Speaking Friday, he said if a Filipino were killed as China confronts his country’s coast guard and fishermen, it would be “very, very close to what we define as an act of war,” and that treaty allies, including the U.S. “hold the same standard.”

Mr. Austin, who called Manila-Washington ties “iron-clad,” held sideline talks in Singapore with Chinese Defense Minister Dong Jun. However, Mr. Dong, on Sunday, made clear Beijing’s displeasure with Taipei.

“Those separatists recently made fanatical statements that show their betrayal of the Chinese nation and their ancestors,” Mr. Dong said. “They will be nailed to the pillar of shame in history.”

Mr. Dong was likely referencing the inauguration of William Lai as Taiwan’s president last month. Immediately after Mr. Lai’s assumption of office, China launched two days of military drills around the island — exercises some believe are training for a blockade, or even an all-out attack, upon the democratic island.

Earlier, in Virginia, Mr. Campbell had hosted his counterparts from Japan and South Korea to discuss energy, tech, security, regional and global challenges, and the broader Indo-Pacific partnership.  

Mr. Campbell noted that, after last August’s trilateral of the three national leaders at Camp David, “We are committed to forming some sort of coordinating body, a secretariat of some kind.”

While Washington maintains separate alliances with Seoul and Tokyo, no official security partnership binds all three.

“We have been tasked by our leaders to support that, to make sure that we maintain forward momentum on the important work of this trilateral grouping,” Mr. Campbell said.

A secretariat could seal that deal.

South Korean President Yoon Suk Yeol, who took office in 2022, made upgrading strained relations with Japan his core foreign affairs initiative, enabling trilateral security cooperation off China’s northeast flank — a long-held U.S. aim.

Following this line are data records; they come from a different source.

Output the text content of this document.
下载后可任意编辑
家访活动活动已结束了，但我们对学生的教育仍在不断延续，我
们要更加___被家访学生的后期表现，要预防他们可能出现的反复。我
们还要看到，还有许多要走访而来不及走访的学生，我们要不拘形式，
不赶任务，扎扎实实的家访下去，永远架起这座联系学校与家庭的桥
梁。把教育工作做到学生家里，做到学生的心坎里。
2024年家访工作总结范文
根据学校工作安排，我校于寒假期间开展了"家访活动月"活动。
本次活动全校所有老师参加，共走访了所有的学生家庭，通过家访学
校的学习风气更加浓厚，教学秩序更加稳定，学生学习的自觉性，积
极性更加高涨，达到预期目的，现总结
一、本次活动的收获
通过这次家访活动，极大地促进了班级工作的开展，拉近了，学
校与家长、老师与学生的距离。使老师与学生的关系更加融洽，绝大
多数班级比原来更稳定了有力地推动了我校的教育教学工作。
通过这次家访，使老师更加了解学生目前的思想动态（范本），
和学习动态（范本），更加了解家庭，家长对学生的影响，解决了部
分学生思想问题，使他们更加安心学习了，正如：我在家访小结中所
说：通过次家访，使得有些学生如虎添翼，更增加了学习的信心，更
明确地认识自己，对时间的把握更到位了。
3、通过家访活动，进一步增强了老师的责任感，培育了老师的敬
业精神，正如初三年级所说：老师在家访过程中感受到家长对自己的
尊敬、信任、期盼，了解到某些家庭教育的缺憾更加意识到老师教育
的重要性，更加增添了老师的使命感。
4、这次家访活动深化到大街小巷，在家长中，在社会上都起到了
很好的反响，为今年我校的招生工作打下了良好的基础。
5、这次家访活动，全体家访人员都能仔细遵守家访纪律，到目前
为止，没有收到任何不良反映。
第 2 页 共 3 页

However, his party suffered defeat in April’s legislative elections, and there are concerns that if the leftwing opposition wins the 2027 presidential election, they will reverse Mr. Yoon’s Japan policies.

A trilateral secretariat could future-proof the relationship.

Jeffrey Robertson, a Seoul-based academic who watches regional security relations tweeted on X: “Cooperation is now entering a level of institutionalization that will make it considerably more difficult for future administrations in Seoul to change.”

That issue may have been on Mr. Austin’s mind, too.

In Singapore on Sunday, according to the U.S. Department of Defense, he and Japanese Minister of Defense Kihara Minoru and South Korean Minister of National Defense Shin Won-sik agreed to “institutionalize trilateral security cooperation, including senior-level policy consultations, information sharing, trilateral exercises, and defense exchange cooperation.”

A new trilateral, multi-domain exercise, “Freedom Edge” will be inaugurated this summer, the DOD noted.